Platon'dan Perdikkas'a.

İyilikler,
Mektubunda dilediğin gibi, Euphraios'a işlerinle uğraşmasını ve bütün zamanını bunlara vermesini söyledim. Sözünü ettiğin konular üzerinde, hele Euphraios'dan nasıl yararlanacağın konusunda sen dostuma da kutsal denen o öğütleri vermem doğru olur. Euphraios'dan çok yararlanacaksın; çünkü daha gençsin ve bu konuda gençliğe öğüt verebilecek pek az kimse bulunur. Her devletin, her yaşayan varlık gibi, kendisine özgü bir dili vardır: demokrasi, oligarşi, monarşi (4), hep başka başka dillerde konuşurlar. Birçok kimse bunları bildiklerini söyler ama, gerçekte (birkaç kişiyi bir yana bırakalım) bu dilleri anlamaktan epey uzaktırlar. Tanrı ve insanlarla olan ilişkilerinde kendi dilini kullanan, eylemlerini de buna uyduran her devlet gelişir, yerinde kalır; başka bir dile öykünecek olursa, ortadan kalkar. Euphraios, sana, birçok şeyde olacağı gibi, her şeyden önce bu yolda yararlı olacaktır; monarşiye yakışan sözleri bulmakta, sana, yanındakilerin hepsinden daha çok yardımı dokunacağını sanıyorum. Onu bu yolda çalıştırırsan, sen kendin yararlanacağın gibi, ona da büyük hizmet etmiş olacaksın.
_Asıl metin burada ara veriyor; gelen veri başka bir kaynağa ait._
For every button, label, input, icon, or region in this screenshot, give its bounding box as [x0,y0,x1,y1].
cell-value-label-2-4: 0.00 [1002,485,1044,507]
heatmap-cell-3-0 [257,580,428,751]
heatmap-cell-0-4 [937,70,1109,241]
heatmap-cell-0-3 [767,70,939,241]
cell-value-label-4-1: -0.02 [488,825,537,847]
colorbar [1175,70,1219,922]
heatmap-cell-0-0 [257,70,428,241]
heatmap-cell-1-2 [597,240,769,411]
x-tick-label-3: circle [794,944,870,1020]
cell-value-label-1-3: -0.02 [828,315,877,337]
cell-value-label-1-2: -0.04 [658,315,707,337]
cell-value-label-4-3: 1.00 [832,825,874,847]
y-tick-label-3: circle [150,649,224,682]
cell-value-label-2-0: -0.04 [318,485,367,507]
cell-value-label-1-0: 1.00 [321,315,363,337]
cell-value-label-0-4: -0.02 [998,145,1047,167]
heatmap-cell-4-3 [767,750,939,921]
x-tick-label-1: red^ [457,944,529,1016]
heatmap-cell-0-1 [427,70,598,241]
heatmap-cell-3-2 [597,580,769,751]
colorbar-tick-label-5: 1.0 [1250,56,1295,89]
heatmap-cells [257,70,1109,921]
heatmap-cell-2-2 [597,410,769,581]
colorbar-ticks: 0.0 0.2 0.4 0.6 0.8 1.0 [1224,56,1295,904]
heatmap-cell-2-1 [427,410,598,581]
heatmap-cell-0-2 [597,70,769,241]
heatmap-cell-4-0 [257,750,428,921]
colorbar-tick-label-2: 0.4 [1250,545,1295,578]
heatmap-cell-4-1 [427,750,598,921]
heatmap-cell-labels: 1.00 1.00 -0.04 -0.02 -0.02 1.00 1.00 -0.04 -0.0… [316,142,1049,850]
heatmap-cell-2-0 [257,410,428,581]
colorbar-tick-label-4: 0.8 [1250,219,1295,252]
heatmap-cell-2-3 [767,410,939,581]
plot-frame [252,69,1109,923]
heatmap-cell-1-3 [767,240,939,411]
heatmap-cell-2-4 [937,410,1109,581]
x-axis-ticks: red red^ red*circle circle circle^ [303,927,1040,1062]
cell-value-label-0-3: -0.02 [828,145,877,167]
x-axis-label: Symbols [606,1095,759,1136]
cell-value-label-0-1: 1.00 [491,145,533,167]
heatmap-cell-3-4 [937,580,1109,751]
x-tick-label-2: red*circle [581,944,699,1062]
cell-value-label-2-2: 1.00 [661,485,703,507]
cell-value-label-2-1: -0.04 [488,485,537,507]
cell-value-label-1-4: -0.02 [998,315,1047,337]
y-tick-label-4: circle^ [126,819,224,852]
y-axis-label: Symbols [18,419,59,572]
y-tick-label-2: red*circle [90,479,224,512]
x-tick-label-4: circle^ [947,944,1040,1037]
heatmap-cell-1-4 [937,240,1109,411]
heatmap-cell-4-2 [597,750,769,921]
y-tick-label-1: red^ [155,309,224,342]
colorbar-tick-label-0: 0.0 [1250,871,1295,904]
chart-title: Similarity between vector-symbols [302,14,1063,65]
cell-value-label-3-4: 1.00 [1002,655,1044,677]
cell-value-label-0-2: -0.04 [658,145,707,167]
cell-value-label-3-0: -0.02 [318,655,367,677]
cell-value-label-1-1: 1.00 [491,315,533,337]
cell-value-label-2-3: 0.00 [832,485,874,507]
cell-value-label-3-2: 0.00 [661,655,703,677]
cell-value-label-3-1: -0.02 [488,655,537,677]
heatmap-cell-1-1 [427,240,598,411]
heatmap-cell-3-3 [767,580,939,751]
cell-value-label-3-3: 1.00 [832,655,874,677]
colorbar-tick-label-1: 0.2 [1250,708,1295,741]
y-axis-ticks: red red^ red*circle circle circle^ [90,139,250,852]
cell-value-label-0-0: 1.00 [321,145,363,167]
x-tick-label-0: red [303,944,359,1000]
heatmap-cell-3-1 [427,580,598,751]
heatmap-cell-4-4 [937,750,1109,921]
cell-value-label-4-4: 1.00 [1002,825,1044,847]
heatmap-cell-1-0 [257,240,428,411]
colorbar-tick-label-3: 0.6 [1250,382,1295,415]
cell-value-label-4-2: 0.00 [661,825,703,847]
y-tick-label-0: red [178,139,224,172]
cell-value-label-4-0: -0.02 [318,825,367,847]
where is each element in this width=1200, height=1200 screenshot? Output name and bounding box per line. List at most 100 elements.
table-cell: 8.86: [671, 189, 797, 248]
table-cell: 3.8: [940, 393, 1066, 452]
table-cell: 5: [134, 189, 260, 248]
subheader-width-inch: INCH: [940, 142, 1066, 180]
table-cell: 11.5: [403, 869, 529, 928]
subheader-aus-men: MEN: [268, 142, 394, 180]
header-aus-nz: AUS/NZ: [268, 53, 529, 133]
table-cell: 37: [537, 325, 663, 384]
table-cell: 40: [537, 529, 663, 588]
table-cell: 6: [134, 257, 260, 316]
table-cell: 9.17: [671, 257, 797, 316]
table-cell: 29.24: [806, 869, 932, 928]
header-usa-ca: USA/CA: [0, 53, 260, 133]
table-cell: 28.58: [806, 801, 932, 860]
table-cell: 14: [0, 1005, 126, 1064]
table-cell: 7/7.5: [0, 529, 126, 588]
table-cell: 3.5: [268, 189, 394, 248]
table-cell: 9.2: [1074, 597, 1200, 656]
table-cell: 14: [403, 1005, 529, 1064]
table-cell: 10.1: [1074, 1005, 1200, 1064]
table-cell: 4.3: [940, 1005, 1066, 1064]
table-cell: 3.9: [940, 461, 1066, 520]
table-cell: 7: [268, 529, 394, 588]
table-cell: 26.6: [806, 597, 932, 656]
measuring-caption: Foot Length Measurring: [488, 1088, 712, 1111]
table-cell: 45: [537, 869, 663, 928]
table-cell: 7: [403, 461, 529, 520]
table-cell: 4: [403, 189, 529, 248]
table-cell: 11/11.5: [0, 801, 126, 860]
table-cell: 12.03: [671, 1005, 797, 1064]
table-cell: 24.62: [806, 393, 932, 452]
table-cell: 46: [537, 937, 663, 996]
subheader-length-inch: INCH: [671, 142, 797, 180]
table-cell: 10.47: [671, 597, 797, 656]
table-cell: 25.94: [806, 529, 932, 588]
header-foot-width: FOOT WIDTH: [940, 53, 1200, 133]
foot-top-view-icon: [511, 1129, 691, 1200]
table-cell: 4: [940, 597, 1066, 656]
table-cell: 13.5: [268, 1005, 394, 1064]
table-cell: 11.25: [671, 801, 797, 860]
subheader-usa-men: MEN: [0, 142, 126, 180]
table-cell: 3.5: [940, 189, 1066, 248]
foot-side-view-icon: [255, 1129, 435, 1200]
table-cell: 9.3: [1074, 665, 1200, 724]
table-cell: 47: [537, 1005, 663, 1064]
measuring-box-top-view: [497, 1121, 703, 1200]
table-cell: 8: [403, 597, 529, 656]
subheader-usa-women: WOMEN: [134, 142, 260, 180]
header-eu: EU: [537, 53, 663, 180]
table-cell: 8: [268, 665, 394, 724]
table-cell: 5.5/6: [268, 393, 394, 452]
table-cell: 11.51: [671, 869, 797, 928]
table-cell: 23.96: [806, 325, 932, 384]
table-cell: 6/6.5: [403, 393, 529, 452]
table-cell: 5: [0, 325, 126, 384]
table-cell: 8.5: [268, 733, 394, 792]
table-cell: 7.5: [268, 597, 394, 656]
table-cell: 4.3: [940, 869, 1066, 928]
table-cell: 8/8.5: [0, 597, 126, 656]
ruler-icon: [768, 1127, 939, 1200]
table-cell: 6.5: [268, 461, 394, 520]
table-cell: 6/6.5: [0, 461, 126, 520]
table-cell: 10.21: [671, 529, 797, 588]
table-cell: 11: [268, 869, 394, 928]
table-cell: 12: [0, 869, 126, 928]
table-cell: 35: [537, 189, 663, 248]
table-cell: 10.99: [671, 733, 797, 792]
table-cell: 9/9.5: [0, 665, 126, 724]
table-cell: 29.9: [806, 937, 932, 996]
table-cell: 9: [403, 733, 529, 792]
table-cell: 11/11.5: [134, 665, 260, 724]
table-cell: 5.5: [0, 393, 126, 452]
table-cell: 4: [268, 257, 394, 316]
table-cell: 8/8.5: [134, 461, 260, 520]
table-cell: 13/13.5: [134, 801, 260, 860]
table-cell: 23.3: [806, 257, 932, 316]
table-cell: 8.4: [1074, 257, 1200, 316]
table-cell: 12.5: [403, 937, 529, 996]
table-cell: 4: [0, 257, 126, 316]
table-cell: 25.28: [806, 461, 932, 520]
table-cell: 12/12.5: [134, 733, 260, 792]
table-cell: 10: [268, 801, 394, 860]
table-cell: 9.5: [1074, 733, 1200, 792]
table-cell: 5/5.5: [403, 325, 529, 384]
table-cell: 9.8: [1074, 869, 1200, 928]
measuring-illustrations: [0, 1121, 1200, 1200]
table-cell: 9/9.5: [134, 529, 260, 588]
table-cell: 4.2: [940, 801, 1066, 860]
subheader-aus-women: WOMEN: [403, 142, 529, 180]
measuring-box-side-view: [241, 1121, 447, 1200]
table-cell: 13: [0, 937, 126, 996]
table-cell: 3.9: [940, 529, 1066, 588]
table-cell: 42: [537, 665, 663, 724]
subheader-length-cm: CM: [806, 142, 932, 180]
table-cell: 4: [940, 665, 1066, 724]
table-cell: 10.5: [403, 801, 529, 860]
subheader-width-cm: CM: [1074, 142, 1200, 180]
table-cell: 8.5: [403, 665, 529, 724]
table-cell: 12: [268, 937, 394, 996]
Sana bu sözleri söylediğimi duyan bir kimse, belki şöyle der: "Platon, demokrasiye yararlı olacak şeyleri bildiğini söylüyor, ama halk toplantısında konuşmak, en yararlı öğütleri vermek elindeyken, kalkıp da bir sözcük bile söylemedi." Ona şu yanıtı verirsin: "Platon, yurdunda çok geç dünyaya geldi; halkın, yaşlanmış atalarının etkisiyle, vereceği öğütlerle çelişen birçok şeyi yapmaya alışmış olduğunu gördü. Hiçbir başarı elde etmeden boş yere çabalayacağını düşünmemiş olsaydı, halka, tıpkı bir baba gibi öğüt vermekten son derece mutlu olacaktı."

O kimse de, bana öğüt vermeye kalksaydı benim gibi davranırdı sanıyorum. Yola gelmeyeceğimi görünce benden uzaklaşır, benim ve işlerim üzerinde öğüt vermekten sakınırdı. Başarılar.